Knowledge and document layer: order in the company's documentation. Cost policies, procurement rules, instructions, descriptions of approval processes – all of it must be organised and current. The AI assistant does not invent the company's rules, it executes them, so the quality of this layer determines the quality of its work.
Process layer: the execution engine that connects the assistant's world with company systems. It translates 'please approve invoice X' into concrete steps – fetch the document, validate, route to approver, post to the ledger. Most organisations use Microsoft Power Platform as the process layer here.

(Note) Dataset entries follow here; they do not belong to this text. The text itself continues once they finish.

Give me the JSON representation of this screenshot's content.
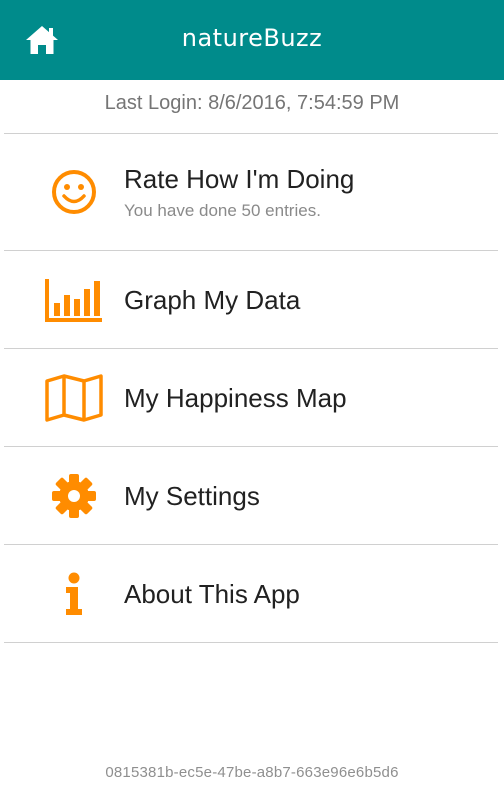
{
  "header": {
    "title": "natureBuzz",
    "home_icon": "home-icon"
  },
  "last_login": "Last Login: 8/6/2016, 7:54:59 PM",
  "menu": {
    "items": [
      {
        "label": "Rate How I'm Doing",
        "subtitle": "You have done 50 entries.",
        "icon": "smiley-icon"
      },
      {
        "label": "Graph My Data",
        "icon": "bar-chart-icon"
      },
      {
        "label": "My Happiness Map",
        "icon": "map-icon"
      },
      {
        "label": "My Settings",
        "icon": "gear-icon"
      },
      {
        "label": "About This App",
        "icon": "info-icon"
      }
    ]
  },
  "device_id": "0815381b-ec5e-47be-a8b7-663e96e6b5d6",
  "colors": {
    "header_bg": "#008b8b",
    "accent": "#ff8c00",
    "divider": "#d0d0d0"
  }
}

Assistant layer: concrete domain assistants (invoices, procurement, controlling, reporting, employee Q&A). Each works on its own knowledge set and has a clearly bounded scope. This is the layer organisations invest in most, because it delivers the concrete business value.
Integration layer with company systems: ERP, accounting system, VAT whitelist, KSeF for sales invoices in Poland. Without these integrations the assistant stays an information chatbot rather than a real participant in the finance process. Many clients already have most of them in place (for other reporting systems) – that is a good starting point.
Oversight layer: audit trails of every action, segregation of duties (an assistant participating in posting should not also authorise approvals), multi-factor confirmation on sensitive decisions. For publicly listed companies, banks and DORA-regulated institutions it is worth considering whether pre-publication financial data should run on a private AI architecture. Oversight policies are designed in line with AI governance.